What can fans do to promote the WNBA for next season? I know some of us have stated some of the WNBA's drawbacks as well as what we like the best about it. I'm sure I am not the only one who wants the league to stay around. Besides, then our college stars can stay in the states and play professionally. What can a person do to help in promoting the WNBA and women's sports in general?


----------



## SignGuyDino (Apr 30, 2003)

Fans could do what they can to get WNBA shown in these larger sports bars. That's one idea.
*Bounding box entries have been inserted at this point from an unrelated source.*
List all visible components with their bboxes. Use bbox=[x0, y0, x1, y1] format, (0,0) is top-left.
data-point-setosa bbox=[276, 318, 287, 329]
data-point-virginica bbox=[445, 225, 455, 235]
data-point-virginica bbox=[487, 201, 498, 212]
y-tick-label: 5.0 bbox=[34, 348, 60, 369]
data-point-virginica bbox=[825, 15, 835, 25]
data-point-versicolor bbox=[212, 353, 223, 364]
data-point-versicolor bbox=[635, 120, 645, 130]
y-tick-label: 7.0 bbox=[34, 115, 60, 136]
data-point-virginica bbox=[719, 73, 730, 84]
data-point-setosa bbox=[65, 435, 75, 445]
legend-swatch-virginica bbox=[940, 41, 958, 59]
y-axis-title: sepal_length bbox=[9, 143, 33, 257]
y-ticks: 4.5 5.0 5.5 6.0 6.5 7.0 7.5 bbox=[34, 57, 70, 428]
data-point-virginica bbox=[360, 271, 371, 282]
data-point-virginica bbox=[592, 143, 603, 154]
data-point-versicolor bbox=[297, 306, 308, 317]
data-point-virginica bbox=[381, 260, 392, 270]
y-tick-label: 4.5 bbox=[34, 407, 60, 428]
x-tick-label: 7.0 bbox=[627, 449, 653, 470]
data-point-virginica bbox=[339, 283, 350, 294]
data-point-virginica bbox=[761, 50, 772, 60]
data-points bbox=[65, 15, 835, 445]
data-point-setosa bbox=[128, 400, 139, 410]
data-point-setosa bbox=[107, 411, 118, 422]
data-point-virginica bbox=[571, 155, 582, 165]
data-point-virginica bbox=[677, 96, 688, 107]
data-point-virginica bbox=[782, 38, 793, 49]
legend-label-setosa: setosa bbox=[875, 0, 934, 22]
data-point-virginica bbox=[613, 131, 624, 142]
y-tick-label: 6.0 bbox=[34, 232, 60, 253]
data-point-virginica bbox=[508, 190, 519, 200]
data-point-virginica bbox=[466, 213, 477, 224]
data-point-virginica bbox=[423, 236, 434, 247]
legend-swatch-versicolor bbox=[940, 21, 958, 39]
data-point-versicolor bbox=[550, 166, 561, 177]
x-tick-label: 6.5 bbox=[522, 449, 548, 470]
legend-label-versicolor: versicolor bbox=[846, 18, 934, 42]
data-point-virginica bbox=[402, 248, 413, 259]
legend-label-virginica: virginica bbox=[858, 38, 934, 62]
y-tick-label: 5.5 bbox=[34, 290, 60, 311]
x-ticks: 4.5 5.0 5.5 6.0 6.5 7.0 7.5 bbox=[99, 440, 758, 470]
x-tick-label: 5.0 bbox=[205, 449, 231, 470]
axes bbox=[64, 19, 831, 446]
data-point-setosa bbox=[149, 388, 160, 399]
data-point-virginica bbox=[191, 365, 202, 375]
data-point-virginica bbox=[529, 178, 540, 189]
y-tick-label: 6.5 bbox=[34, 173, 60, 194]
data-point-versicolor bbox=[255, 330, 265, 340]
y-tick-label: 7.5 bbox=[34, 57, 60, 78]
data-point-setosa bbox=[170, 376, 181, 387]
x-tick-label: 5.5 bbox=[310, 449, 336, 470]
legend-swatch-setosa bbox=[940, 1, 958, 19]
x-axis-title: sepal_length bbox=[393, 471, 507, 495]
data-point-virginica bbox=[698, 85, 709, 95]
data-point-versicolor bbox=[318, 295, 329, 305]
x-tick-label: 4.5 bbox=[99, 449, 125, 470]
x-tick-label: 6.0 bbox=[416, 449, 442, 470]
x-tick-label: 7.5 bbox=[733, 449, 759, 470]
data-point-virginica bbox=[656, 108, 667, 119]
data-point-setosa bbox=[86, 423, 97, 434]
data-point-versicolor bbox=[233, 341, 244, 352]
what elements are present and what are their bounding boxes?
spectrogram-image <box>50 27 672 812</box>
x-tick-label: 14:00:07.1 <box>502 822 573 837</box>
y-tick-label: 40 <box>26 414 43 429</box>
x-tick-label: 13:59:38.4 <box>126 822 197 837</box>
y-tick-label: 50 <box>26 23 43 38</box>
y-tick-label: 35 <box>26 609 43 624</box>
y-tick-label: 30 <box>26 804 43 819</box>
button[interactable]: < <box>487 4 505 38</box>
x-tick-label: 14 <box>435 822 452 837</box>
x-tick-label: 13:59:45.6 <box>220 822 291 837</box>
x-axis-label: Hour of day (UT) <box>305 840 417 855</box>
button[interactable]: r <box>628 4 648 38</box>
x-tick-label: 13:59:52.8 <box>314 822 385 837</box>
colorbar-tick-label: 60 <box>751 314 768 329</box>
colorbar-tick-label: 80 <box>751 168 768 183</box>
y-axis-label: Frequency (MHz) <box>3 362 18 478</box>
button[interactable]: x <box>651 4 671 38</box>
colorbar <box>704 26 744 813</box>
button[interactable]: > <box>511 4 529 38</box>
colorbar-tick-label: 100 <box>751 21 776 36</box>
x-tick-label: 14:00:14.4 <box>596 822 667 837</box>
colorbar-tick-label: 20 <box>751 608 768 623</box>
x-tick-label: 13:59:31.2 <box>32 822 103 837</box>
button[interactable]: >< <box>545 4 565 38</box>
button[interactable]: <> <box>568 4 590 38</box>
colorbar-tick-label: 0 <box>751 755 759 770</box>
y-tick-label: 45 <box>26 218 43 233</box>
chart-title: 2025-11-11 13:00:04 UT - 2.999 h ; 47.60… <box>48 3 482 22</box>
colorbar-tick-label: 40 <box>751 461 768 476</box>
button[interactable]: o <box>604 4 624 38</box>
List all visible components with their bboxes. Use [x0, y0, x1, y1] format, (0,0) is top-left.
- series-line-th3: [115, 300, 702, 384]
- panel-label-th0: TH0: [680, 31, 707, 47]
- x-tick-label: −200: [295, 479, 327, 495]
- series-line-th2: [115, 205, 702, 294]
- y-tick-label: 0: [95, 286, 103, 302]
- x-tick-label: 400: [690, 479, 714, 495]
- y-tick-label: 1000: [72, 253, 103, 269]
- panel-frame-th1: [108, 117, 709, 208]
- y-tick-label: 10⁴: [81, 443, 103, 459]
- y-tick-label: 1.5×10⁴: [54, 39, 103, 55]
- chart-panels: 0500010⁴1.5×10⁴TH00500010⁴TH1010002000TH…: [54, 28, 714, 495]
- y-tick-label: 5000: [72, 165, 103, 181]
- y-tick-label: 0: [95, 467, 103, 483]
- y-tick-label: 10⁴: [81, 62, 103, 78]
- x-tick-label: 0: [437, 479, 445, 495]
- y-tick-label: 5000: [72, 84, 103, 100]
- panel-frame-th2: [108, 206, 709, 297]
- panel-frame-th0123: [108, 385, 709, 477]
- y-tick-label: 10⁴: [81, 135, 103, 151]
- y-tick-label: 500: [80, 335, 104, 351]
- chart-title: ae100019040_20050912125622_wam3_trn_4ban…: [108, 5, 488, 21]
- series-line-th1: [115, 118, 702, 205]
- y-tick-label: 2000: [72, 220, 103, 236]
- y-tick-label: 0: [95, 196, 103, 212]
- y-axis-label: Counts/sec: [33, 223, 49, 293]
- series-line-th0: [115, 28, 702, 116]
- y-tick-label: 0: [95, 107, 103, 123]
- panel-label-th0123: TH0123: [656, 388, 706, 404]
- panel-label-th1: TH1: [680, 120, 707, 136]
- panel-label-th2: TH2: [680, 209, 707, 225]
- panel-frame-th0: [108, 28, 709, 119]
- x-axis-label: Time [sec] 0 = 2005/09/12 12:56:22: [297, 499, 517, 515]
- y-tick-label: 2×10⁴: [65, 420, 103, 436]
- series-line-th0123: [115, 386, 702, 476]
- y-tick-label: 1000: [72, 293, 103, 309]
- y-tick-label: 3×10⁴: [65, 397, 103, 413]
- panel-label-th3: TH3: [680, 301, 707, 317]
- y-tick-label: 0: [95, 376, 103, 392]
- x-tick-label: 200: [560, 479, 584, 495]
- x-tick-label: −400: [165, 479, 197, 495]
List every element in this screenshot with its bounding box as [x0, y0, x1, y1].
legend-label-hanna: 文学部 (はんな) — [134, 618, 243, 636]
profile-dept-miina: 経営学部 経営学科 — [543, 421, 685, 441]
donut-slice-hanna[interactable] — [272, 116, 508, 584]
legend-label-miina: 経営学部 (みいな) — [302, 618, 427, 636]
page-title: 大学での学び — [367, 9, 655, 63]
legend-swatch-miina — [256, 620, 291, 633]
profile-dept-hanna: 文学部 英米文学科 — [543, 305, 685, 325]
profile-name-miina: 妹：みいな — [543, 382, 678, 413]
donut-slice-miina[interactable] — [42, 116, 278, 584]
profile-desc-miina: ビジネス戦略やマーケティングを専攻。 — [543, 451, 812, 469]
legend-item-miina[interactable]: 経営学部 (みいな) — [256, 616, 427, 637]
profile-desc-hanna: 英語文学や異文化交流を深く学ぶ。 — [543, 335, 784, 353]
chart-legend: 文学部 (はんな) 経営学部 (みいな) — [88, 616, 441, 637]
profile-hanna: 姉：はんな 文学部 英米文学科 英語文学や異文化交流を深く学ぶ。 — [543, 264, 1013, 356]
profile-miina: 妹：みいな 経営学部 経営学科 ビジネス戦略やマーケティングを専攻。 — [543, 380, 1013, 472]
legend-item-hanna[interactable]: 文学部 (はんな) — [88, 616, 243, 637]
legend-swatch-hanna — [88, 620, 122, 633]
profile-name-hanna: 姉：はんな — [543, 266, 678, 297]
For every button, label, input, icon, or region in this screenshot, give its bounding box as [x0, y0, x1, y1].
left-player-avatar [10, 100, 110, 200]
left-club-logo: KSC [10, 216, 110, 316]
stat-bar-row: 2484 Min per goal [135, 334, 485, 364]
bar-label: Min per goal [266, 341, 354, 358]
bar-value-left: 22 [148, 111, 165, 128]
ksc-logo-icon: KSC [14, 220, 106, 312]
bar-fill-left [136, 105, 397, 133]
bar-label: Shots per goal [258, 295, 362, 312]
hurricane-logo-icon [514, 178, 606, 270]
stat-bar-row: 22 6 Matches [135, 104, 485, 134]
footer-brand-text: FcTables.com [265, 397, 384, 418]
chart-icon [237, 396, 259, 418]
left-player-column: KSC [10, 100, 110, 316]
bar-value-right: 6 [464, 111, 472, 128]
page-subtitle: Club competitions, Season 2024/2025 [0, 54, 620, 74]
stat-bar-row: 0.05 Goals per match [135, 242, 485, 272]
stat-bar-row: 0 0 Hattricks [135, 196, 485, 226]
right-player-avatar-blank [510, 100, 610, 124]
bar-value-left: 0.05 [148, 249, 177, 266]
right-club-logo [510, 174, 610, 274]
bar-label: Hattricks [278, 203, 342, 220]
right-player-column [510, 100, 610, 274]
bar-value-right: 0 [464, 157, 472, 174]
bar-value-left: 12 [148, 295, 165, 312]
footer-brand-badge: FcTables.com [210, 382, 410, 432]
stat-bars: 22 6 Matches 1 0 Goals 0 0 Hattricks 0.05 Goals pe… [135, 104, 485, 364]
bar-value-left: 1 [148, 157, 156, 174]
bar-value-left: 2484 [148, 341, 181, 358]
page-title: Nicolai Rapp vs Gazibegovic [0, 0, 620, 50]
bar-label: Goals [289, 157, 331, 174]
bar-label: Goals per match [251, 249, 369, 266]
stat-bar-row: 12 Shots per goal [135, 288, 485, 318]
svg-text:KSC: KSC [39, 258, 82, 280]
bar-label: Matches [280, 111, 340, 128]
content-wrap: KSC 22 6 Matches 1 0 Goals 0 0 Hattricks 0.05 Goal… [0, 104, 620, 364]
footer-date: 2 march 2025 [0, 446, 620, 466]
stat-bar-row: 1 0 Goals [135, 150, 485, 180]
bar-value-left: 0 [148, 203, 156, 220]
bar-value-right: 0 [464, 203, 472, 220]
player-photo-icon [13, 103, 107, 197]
And promote NBATV because they show WNBA during the summer.

Ultimately, however, this is not a problem for the fans. This is a problem with the WNBA itself. I'm sorry, but it's glorified college ball. Yes, I understand the ball has to be one inch smaller, but the game should resemble the NBA game a LOT more.

It should have the NBA 3 point line, NBA shot clock, and 12 minute periods. Especially the NBA 3 point line and shot clock. And allow 6 fouls.

If I want to see college ball, I'll wait for UConn and Tenn. to hook up.

If they want to do something unique, play 4 on 4 with 10 minute periods. The scoring is WAY too low and it puts people to sleep. Even with 10 minute periods, 4 on 4 would make the scoring way higher.

Doggone shame Rob Ryder put on hold his 4Man League idea because it has a lot of promise. I copied the text off his site 4man.net and put it on my site. The site is:


http://www.wncsport.com/4man.htm 

Some of these ideas would work in the WNBA.


----------